One of Letters’s fans is the Rajun’ Cajun himself, who is “the biggest huckster for the book,” Matalin says. At heart, she adds, although the gap is wide between what she and her husband believe on political issues, they share the same values. “Different values would be if he were cynical about politics,” Matalin says. “In the end, he comes from the same place: He’s a cultural Catholic from a big family in the South. He’s very close to his family and ours. And that is our top priority–family.”

In Letters she further spells out those shared values: “Virtues are the building blocks of character; they’re how you live out your basic value system. You’ve already heard so much about the virtues Daddy and I treasure: perseverance, respect, empathy, responsibility, fairness, humility, courage, forgiveness. However, the virtue we prize above all and the one that will serve you best is honesty.”

Though an unrelenting political animal, Matalin says the wise and witty book was a nice respite from politics. Still, she couldn’t really avoid the subject.

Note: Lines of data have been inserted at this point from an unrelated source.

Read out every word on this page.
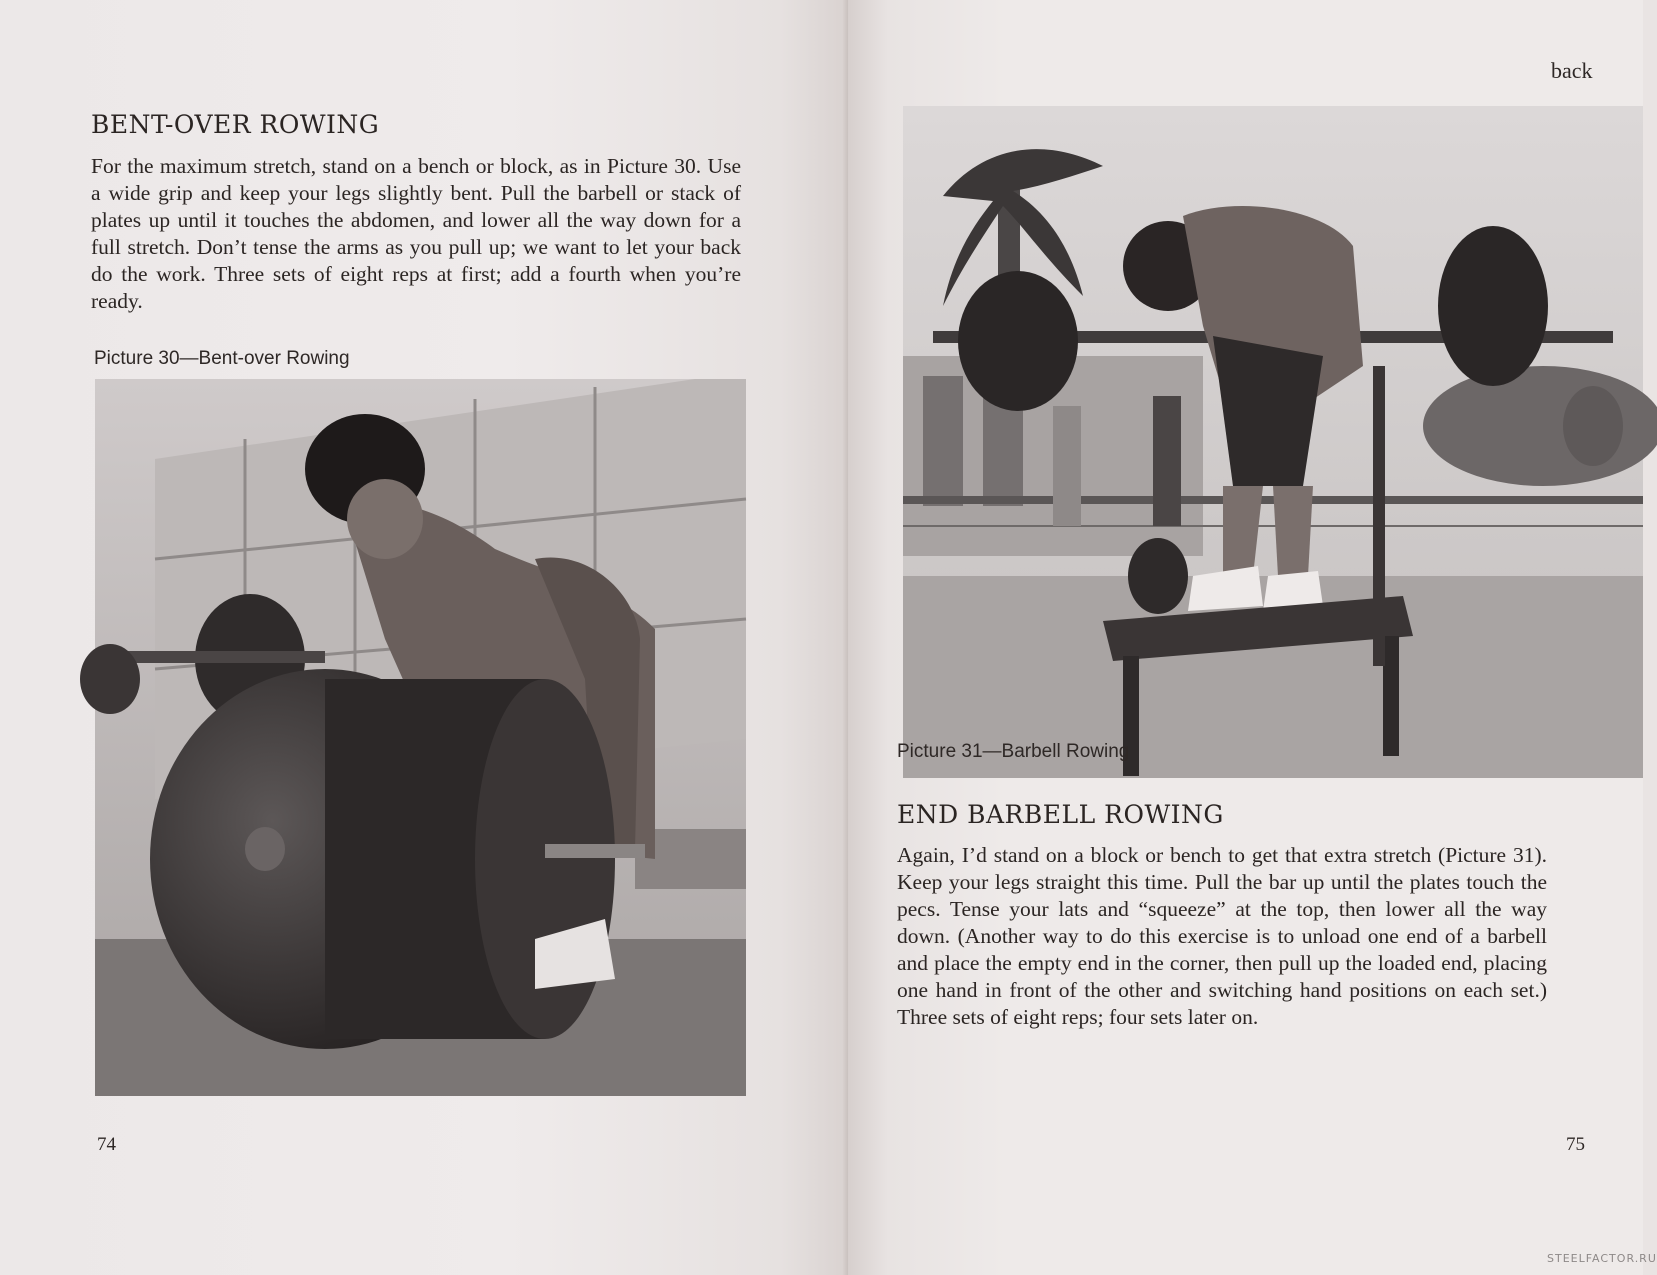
BENT-OVER ROWING

For the maximum stretch, stand on a bench or block, as in Picture 30. Use a wide grip and keep your legs slightly bent. Pull the barbell or stack of plates up until it touches the abdomen, and lower all the way down for a full stretch. Don’t tense the arms as you pull up; we want to let your back do the work. Three sets of eight reps at first; add a fourth when you’re ready.

Picture 30—Bent-over Rowing

74
back

Picture 31—Barbell Rowing

END BARBELL ROWING

Again, I’d stand on a block or bench to get that extra stretch (Picture 31). Keep your legs straight this time. Pull the bar up until the plates touch the pecs. Tense your lats and “squeeze” at the top, then lower all the way down. (Another way to do this exercise is to unload one end of a barbell and place the empty end in the corner, then pull up the loaded end, placing one hand in front of the other and switching hand positions on each set.) Three sets of eight reps; four sets later on.

75
STEELFACTOR.RU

Matalin explains: “Our kids don’t happen by accident. And our country didn’t happen by accident, to the extent that we pass on the values that were passed onto us; and to stay vigilant about it is not just good for us, it is good for the country.” In the book, she writes, “I believe that a country can only be as good as its individual citizens…. [and] before you can be a good citizen, you have to be a good person.”

So maybe it is a campaign book after all?

Well, Matalin stops far short of ending her philosophy with a “and that’s why the president should be reelected.” She explains, “It’s just that I’ve been thinking a lot about America’s place in the world…. You can’t think about your kids in this time and place without thinking about this time and place.”

“Someday you’ll thank me,” Matalin writes to her daughters. “That’s what my mom always said and she was right.” Mothers and daughters of the Right and Left will too.

Kathryn Jean Lopez is the editor of National Review Online.